In my hands-on, I experienced no discernible difference in battery life compared with the iPad 1. Macworld’s battery life tests confirmed this real-world usage impression; there, the 32GB iPad with AT&T 3G lasted 504 minutes, just 14 minutes longer than a 16GB iPad 1 with AT&T 3G. After using the Motorola Xoom, however, I must say I found the iPad 2’s lengthy recharge time highly annoying: Compared with the Xoom’s rapid recharge, the iPad 2’s wall-connected recharge seemed to progress at a trickle.
Pick an iPad 2
Apple provides no fewer than 18 different variations of the iPad 2, with the differentiators tied to color, capacity, and connectivity. You have a choice of white or black, Wi-Fi-only or Wi-Fi/3G on either AT&T or Verizon. The capacity options remain unchanged from last year: 16GB, 32GB, and 64GB.
And the prices corresponding to those capacities also remain unchanged: $499, $599, and $699. Add another $130 for the Wi-Fi/3G version, regardless of the carrier you choose. The 3G models have one cosmetic difference versus the Wi-Fi models–a black piece of plastic at the top, to enhance 3G reception.
The iPad 2 is the first Apple tablet to come in black and white varietals. Although some might consider the white to be the epitome of Apple chic (as on the iPhone), on the iPad you might want to think twice before getting the white bezel. Unlike the iPhone, where the white is really limited to the outside of the device, here the white is the bezel surrounding the display. And as on other e-readers and televisions, the display can be harder to read, and you’ll have a perception of less pop and poorer contrast compared with a black bezel.
Should You Buy an iPad 2?
No question that the iPad 2 lacks some elements that would make it a complete package. It has no built-in hotspot, it’s cameras are weak, and the OS needs better notifications and greater flexibility for file handling and updating without a computer.

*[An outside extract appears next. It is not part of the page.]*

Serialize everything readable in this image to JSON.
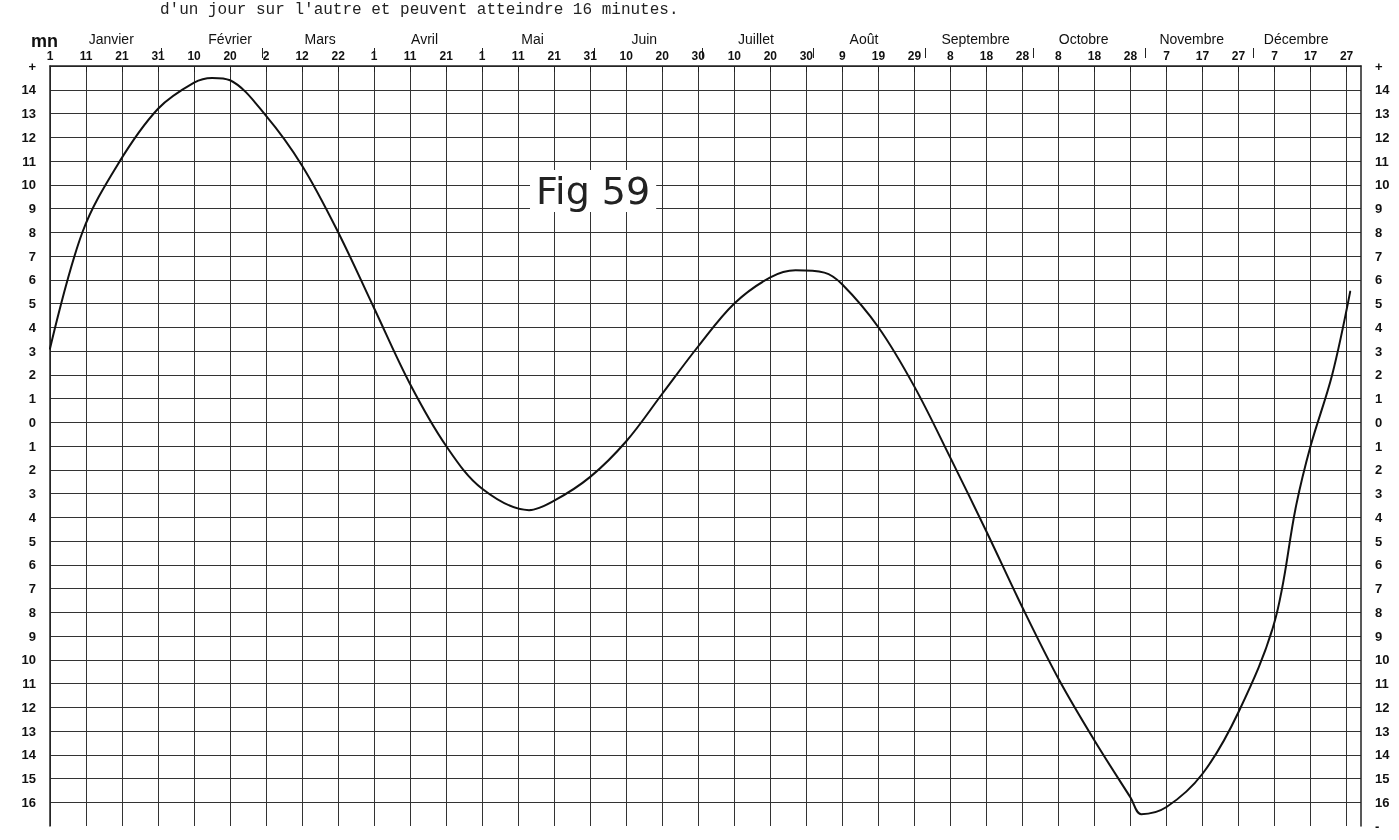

If you’re considering upgrading from the iPad 1, you’ll see your most satisfying boosts in the lighter weight and zippier performance. Gamers will want the new model for its graphics handling, which is improved thanks to the new processor design.
If you’re in the market for a tablet today, though, iPad 2 remains the class act to beat. Yes, it has limitations and omissions in its hardware, but on balance, it is the tablet that is best prepared, right now, for the mass-market consumer. The question that remains to be seen is whether iPad 2 can hold its crown for a year, as its predecessor did.